In capital management, Buffett and his small circle of trusted lieutenants deployed $6.4 billion toward new stock acquisitions during the period but offset these purchases by selling $12.5 billion worth of shares. This pattern extended a long-standing trend—marking the twelfth consecutive quarter in which Berkshire remained a net seller rather than a net buyer of equities. Investors will gain further clarity on the company’s specific trading actions when Berkshire files its detailed regulatory disclosure later in the month, enumerating the U.S. securities it both bought and sold. The continued restraint demonstrates Buffett’s steadfast adherence to valuation discipline, even amid the vast liquidity at his disposal.
For the fifth quarter in a row, Buffett refrained from repurchasing any Berkshire Hathaway shares, a decision that sends a powerful message to the market. When even the Oracle of Omaha declines to buy back his own company’s stock, it indicates that he perceives its current price as lacking the margin of safety he demands. This prudence, combined with the sustained stock sales, helped fuel the impressive accumulation of cash on Berkshire’s balance sheet, which now totals $358 billion—or $382 billion when adjusted to exclude payables related to U.S. Treasury purchases. Such an immense war chest not only demonstrates fiscal strength but also reflects Buffett’s readiness to seize opportunities when valuations eventually return to levels he considers compelling.
In May, Buffett captured global attention when he took the stage before thousands of shareholders at Berkshire’s annual meeting and announced his intention to step down as chief executive by the end of the year. The revelation, which resonated deeply throughout the financial community, signaled the approaching conclusion of an extraordinary 55-year leadership era. His long-prepared successor, Greg Abel—currently overseeing Berkshire’s extensive non-insurance operations—will assume the CEO role, while Buffett will remain actively involved as chairman, ensuring continuity of the company’s culture and investment philosophy.
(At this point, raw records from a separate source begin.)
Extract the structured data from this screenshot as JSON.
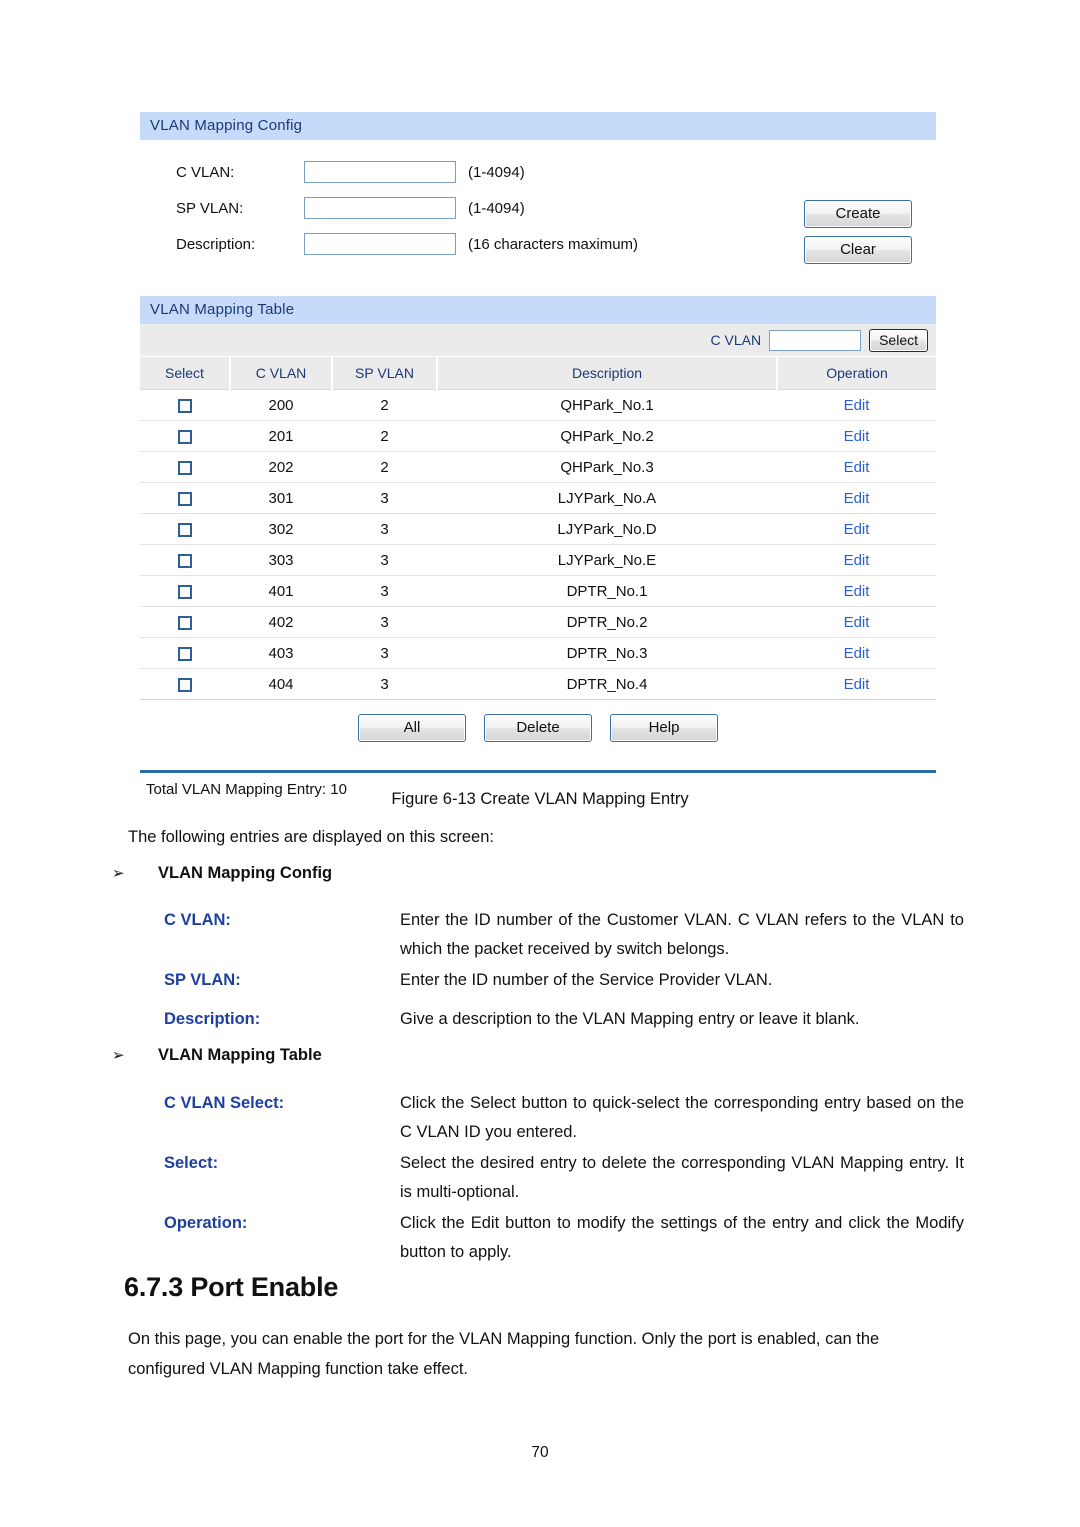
{
  "screenshot": {
    "config_panel": {
      "title": "VLAN Mapping Config",
      "fields": [
        {
          "label": "C VLAN:",
          "value": "",
          "placeholder": "",
          "hint": "(1-4094)"
        },
        {
          "label": "SP VLAN:",
          "value": "",
          "placeholder": "",
          "hint": "(1-4094)"
        },
        {
          "label": "Description:",
          "value": "",
          "placeholder": "",
          "hint": "(16 characters maximum)"
        }
      ],
      "buttons": {
        "create": "Create",
        "clear": "Clear"
      }
    },
    "table_panel": {
      "title": "VLAN Mapping Table",
      "search": {
        "label": "C VLAN",
        "value": "",
        "placeholder": "",
        "button": "Select"
      },
      "columns": [
        "Select",
        "C VLAN",
        "SP VLAN",
        "Description",
        "Operation"
      ],
      "rows": [
        {
          "checked": false,
          "cvlan": "200",
          "spvlan": "2",
          "description": "QHPark_No.1",
          "operation": "Edit"
        },
        {
          "checked": false,
          "cvlan": "201",
          "spvlan": "2",
          "description": "QHPark_No.2",
          "operation": "Edit"
        },
        {
          "checked": false,
          "cvlan": "202",
          "spvlan": "2",
          "description": "QHPark_No.3",
          "operation": "Edit"
        },
        {
          "checked": false,
          "cvlan": "301",
          "spvlan": "3",
          "description": "LJYPark_No.A",
          "operation": "Edit"
        },
        {
          "checked": false,
          "cvlan": "302",
          "spvlan": "3",
          "description": "LJYPark_No.D",
          "operation": "Edit"
        },
        {
          "checked": false,
          "cvlan": "303",
          "spvlan": "3",
          "description": "LJYPark_No.E",
          "operation": "Edit"
        },
        {
          "checked": false,
          "cvlan": "401",
          "spvlan": "3",
          "description": "DPTR_No.1",
          "operation": "Edit"
        },
        {
          "checked": false,
          "cvlan": "402",
          "spvlan": "3",
          "description": "DPTR_No.2",
          "operation": "Edit"
        },
        {
          "checked": false,
          "cvlan": "403",
          "spvlan": "3",
          "description": "DPTR_No.3",
          "operation": "Edit"
        },
        {
          "checked": false,
          "cvlan": "404",
          "spvlan": "3",
          "description": "DPTR_No.4",
          "operation": "Edit"
        }
      ],
      "actions": {
        "all": "All",
        "delete": "Delete",
        "help": "Help"
      },
      "total": "Total VLAN Mapping Entry: 10"
    },
    "colors": {
      "panel_header_bg": "#c6daf9",
      "panel_header_text": "#1b3a76",
      "table_header_bg": "#ebebeb",
      "link": "#2b5fd0",
      "rule": "#2c6ca5",
      "button_border": "#3a6ea5",
      "term_blue": "#1d3fa0"
    }
  },
  "document": {
    "figure_caption": "Figure 6-13 Create VLAN Mapping Entry",
    "intro": "The following entries are displayed on this screen:",
    "bullet_marker": "➢",
    "sections": [
      {
        "heading": "VLAN Mapping Config",
        "terms": [
          {
            "term": "C VLAN:",
            "definition": "Enter the ID number of the Customer VLAN. C VLAN refers to the VLAN to which the packet received by switch belongs."
          },
          {
            "term": "SP VLAN:",
            "definition": "Enter the ID number of the Service Provider VLAN."
          },
          {
            "term": "Description:",
            "definition": "Give a description to the VLAN Mapping entry or leave it blank."
          }
        ]
      },
      {
        "heading": "VLAN Mapping Table",
        "terms": [
          {
            "term": "C VLAN Select:",
            "definition": "Click the Select button to quick-select the corresponding entry based on the C VLAN ID you entered."
          },
          {
            "term": "Select:",
            "definition": "Select the desired entry to delete the corresponding VLAN Mapping entry. It is multi-optional."
          },
          {
            "term": "Operation:",
            "definition": "Click the Edit button to modify the settings of the entry and click the Modify button to apply."
          }
        ]
      }
    ],
    "section_heading": "6.7.3 Port Enable",
    "section_paragraph": "On this page, you can enable the port for the VLAN Mapping function. Only the port is enabled, can the configured VLAN Mapping function take effect.",
    "page_number": "70"
  }
}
Even as he approaches this momentous transition, Buffett has not completely abandoned deal-making. On October 2, Berkshire disclosed that it had agreed to acquire OxyChem, the chemical manufacturing subsidiary of Occidental Petroleum, for nearly $10 billion. This transaction, involving a company in which Berkshire already holds a significant shareholder stake, illustrates that while the pace of major deals has slowed, Buffett remains attentive to select opportunities that align with his disciplined investment principles. Thus, as he prepares to hand over daily responsibilities, Buffett continues to exemplify a patient, value-oriented approach that has defined both his career and Berkshire Hathaway’s enduring success.